Nice. And it satisfies my curiosity about whether trading firms are switching to...

bitcharmer · on April 22, 2022

In HFT single-threaded performance is king so that's why we're all still on Intel. AMD is making progress but not just quite there yet.

kolbe · on April 22, 2022

Huh. My experience has been that AMD wins that unless your application is so small that it can fit into Intel's smaller cache. And the new 3D architecture from AMD I thought would make your developers drool, allowing them to actually inline everything instead of being scared of building apps that are too big to fit into cache

bitcharmer · on April 22, 2022

Not my experience at all and I work across different teams who own different latency sensitive apps. Most of them have unhygienically huge working sets.

cgaebel · on April 22, 2022

To be clear: bitcharmer says "we" to mean "fellow HFTs" not "Jane Street".

bitcharmer · on April 22, 2022

Yes. Thanks, should have made that more explicit.

isogon · on April 22, 2022

For low-latency strategies, AMD's lack of DDIO [0] makes it a non-starter. The memory latency is a big gap to close.

[0] https://www.intel.com/content/www/us/en/io/data-direct-i-o-t...

kolbe · on April 22, 2022

Do you know this for a fact? I've done some work in the industry where I needed to make fast software, but never the like sub-microsecond tick-to-trade type fast, so I really don't know.

There was a great presentation from 2017 about some of Optiver's low latency techniques[1]. I had assumed they released it because the had obviated all of them by switching to FPGAs, but I don't know. Either way, he suggested that if you ever needed to ping main memory for anything, you already lost.
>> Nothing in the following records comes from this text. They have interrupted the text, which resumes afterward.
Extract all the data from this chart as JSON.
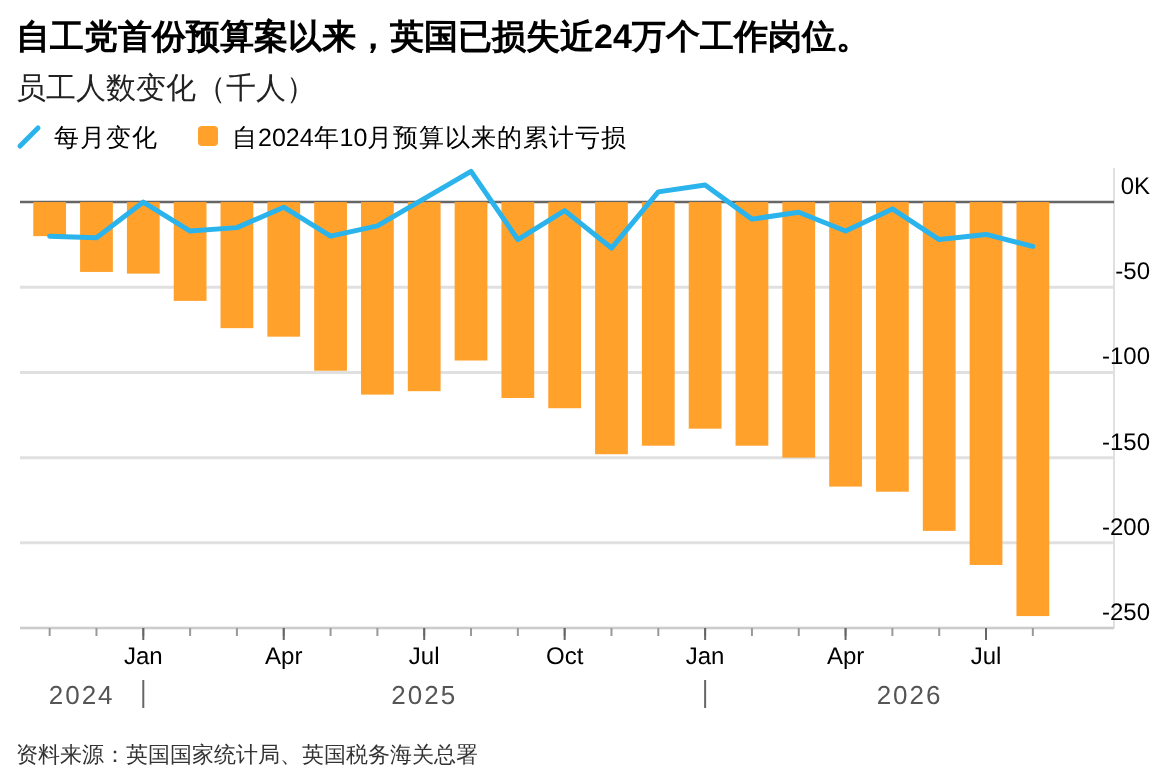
{
  "chart_data": {
    "type": "bar",
    "title": "自工党首份预算案以来，英国已损失近24万个工作岗位。",
    "subtitle": "员工人数变化（千人）",
    "x": [
      "2024-11",
      "2024-12",
      "2025-01",
      "2025-02",
      "2025-03",
      "2025-04",
      "2025-05",
      "2025-06",
      "2025-07",
      "2025-08",
      "2025-09",
      "2025-10",
      "2025-11",
      "2025-12",
      "2026-01",
      "2026-02",
      "2026-03",
      "2026-04",
      "2026-05",
      "2026-06",
      "2026-07",
      "2026-08"
    ],
    "series": [
      {
        "name": "每月变化",
        "type": "line",
        "color": "#2bb3ec",
        "values": [
          -20,
          -21,
          0,
          -17,
          -15,
          -3,
          -20,
          -14,
          2,
          18,
          -22,
          -5,
          -27,
          6,
          10,
          -10,
          -6,
          -17,
          -4,
          -22,
          -19,
          -26
        ]
      },
      {
        "name": "自2024年10月预算以来的累计亏损",
        "color": "#ffa12b",
        "values": [
          -20,
          -41,
          -42,
          -58,
          -74,
          -79,
          -99,
          -113,
          -111,
          -93,
          -115,
          -121,
          -148,
          -143,
          -133,
          -143,
          -150,
          -167,
          -170,
          -193,
          -213,
          -243
        ]
      }
    ],
    "xlim": [
      "2024-10-12",
      "2026-09-23"
    ],
    "xticks": [
      {
        "value": "2024-11",
        "label": null
      },
      {
        "value": "2024-12",
        "label": null
      },
      {
        "value": "2025-01",
        "label": "Jan"
      },
      {
        "value": "2025-02",
        "label": null
      },
      {
        "value": "2025-03",
        "label": null
      },
      {
        "value": "2025-04",
        "label": "Apr"
      },
      {
        "value": "2025-05",
        "label": null
      },
      {
        "value": "2025-06",
        "label": null
      },
      {
        "value": "2025-07",
        "label": "Jul"
      },
      {
        "value": "2025-08",
        "label": null
      },
      {
        "value": "2025-09",
        "label": null
      },
      {
        "value": "2025-10",
        "label": "Oct"
      },
      {
        "value": "2025-11",
        "label": null
      },
      {
        "value": "2025-12",
        "label": null
      },
      {
        "value": "2026-01",
        "label": "Jan"
      },
      {
        "value": "2026-02",
        "label": null
      },
      {
        "value": "2026-03",
        "label": null
      },
      {
        "value": "2026-04",
        "label": "Apr"
      },
      {
        "value": "2026-05",
        "label": null
      },
      {
        "value": "2026-06",
        "label": null
      },
      {
        "value": "2026-07",
        "label": "Jul"
      },
      {
        "value": "2026-08",
        "label": null
      }
    ],
    "ylim": [
      -250,
      20
    ],
    "yticks": [
      {
        "value": 0,
        "label": "0K"
      },
      -50,
      -100,
      -150,
      -200,
      -250
    ],
    "grid": "y",
    "legend": "top left",
    "annotations": [
      "2024",
      "2025",
      "2026",
      "资料来源：英国国家统计局、英国税务海关总署"
    ]
  }
}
So, I wouldn't have thought DDIO plays into their thinking much.

[1] https://www.youtube.com/watch?v=NH1Tta7purM

isogon · on April 22, 2022

The idea is precisely that you want to avoid pinging main memory at all, which is possible (in the happy case) if you do things correctly with DDIO. Not everything is done in hardware where I am. I am wary of saying much because my employer frowns on it, and admittedly I work on the software more than the hardware, but DDIO is certainly important to us.

b20000 · on April 22, 2022

how do you access this DDIO feature if you are writing a C or C++ application? intrinsics?

tbr1 · on April 22, 2022

DDIO operates mostly transparently to software, with the I/O controller feeding DMAs into a slice of L3. Hardware can opt out by setting PCIe TLP header hints, and you have some system-wide configurability via MSRs, but it's not something a userspace application can take into its own hands.

b20000 · on April 22, 2022

so is this taken advantage of by the OnLoad drivers of solarflare cards, for example?

isogon · on April 24, 2022

Noticed this just now. It is.

medawsonjr · on April 25, 2022

It's configurable via MSR. You can also disable it system-wide or on a PCIe port basis. I detailed it all here:

https://www.jabperf.com/skip-the-line-with-intel-ddio/

jeffbee · on April 22, 2022

I don’t know that this definitively answers that question. It’s possible to use a different architecture based on cost/performance and keep a small population of Intel machines in service because you want access to their superior PMUs. Most of what you learn on the latter would still apply to the former.